America’s ability to compete as a world leader in energy technologies based on this investment number looks bleak indeed.  However, here’s a compelling number to consider:  $7 a charge.  This is the cost of two weekly EV charges at California rates – often identified as among the highest electricity rates in the country.  Two charges a week will easily handle the 30 miles per day round trip driving habits of most Americans.   Compare that to the costs of filling up a gas tank once or twice a week to support those same trips. 

The EV has the potential to be the most transformative technology for the US electrical grid and the American consumer.  Its impacts will ripple through the entire national economy and accelerate Smart Grid-related deployments.  Here are three examples:

  • EVs will spur more distributed generation, microgrids, and energy storage as utilities look to avoid investment in additional remote generation or transmission assets. Generation facilities sited at homes or at work campuses leverage clean, domestic, renewable forms of energy and energy storage that can be used to charge EVs. 
  • EV charge/discharge functionality will require new transformers and other upgrades in the distribution network.  Today’s installed transformers are not designed to manage bi-directional electricity needed for vehicle to grid (V2G) charging and Feed-in-Tariff (FiTs) situations, and thus need to be replaced.  Even if V2G charging is not in place, aging transformers will get more hours of heavy-duty use since many EVs will charge at night, reducing their former “down time” and accelerating their replacement timeframes.  
  • EV fleets, aggregated with predictable patterns of charging or discharging, can become mobile distributed generation and energy storage assets and improve the reliability of the electrical grid.

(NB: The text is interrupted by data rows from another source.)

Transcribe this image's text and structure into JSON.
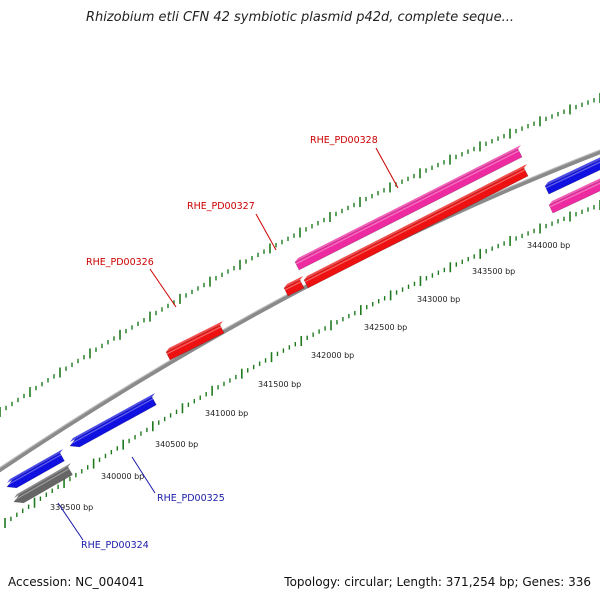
{
  "title": "Rhizobium etli CFN 42 symbiotic plasmid p42d, complete seque...",
  "footer": {
    "accession": "Accession: NC_004041",
    "stats": "Topology: circular; Length: 371,254 bp; Genes: 336"
  },
  "colors": {
    "backbone": "#8a8a8a",
    "tick": "#1f7a1f",
    "blue_gene": "#1010e0",
    "red_gene": "#ee1111",
    "pink_gene": "#ee2aa0",
    "gray_gene": "#666666",
    "red_label": "#cc0000",
    "blue_label": "#1a1aa8"
  },
  "ticks": [
    "339500 bp",
    "340000 bp",
    "340500 bp",
    "341000 bp",
    "341500 bp",
    "342000 bp",
    "342500 bp",
    "343000 bp",
    "343500 bp",
    "344000 bp"
  ],
  "labels": [
    {
      "id": "RHE_PD00324",
      "text": "RHE_PD00324",
      "color": "blue_label"
    },
    {
      "id": "RHE_PD00325",
      "text": "RHE_PD00325",
      "color": "blue_label"
    },
    {
      "id": "RHE_PD00326",
      "text": "RHE_PD00326",
      "color": "red_label"
    },
    {
      "id": "RHE_PD00327",
      "text": "RHE_PD00327",
      "color": "red_label"
    },
    {
      "id": "RHE_PD00328",
      "text": "RHE_PD00328",
      "color": "red_label"
    }
  ]
}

Einstein talked about changing ways of thinking, and my blog on October 4 offers one example of how to think about EVs.  But we also need to change technologies to compete in the global clean energy economy and enjoy the most effective Smart Grid.  American consumers can do the math on the ever-increasing costs of oil and the insanity of handing over money to unfriendly oil-producing countries.  Even the fossil fuel lobbyists who outspend cleantech lobbyists 59:1 will have a hard time making two $7 electrical fill-ups look more expensive than one $50 trip to the gas station.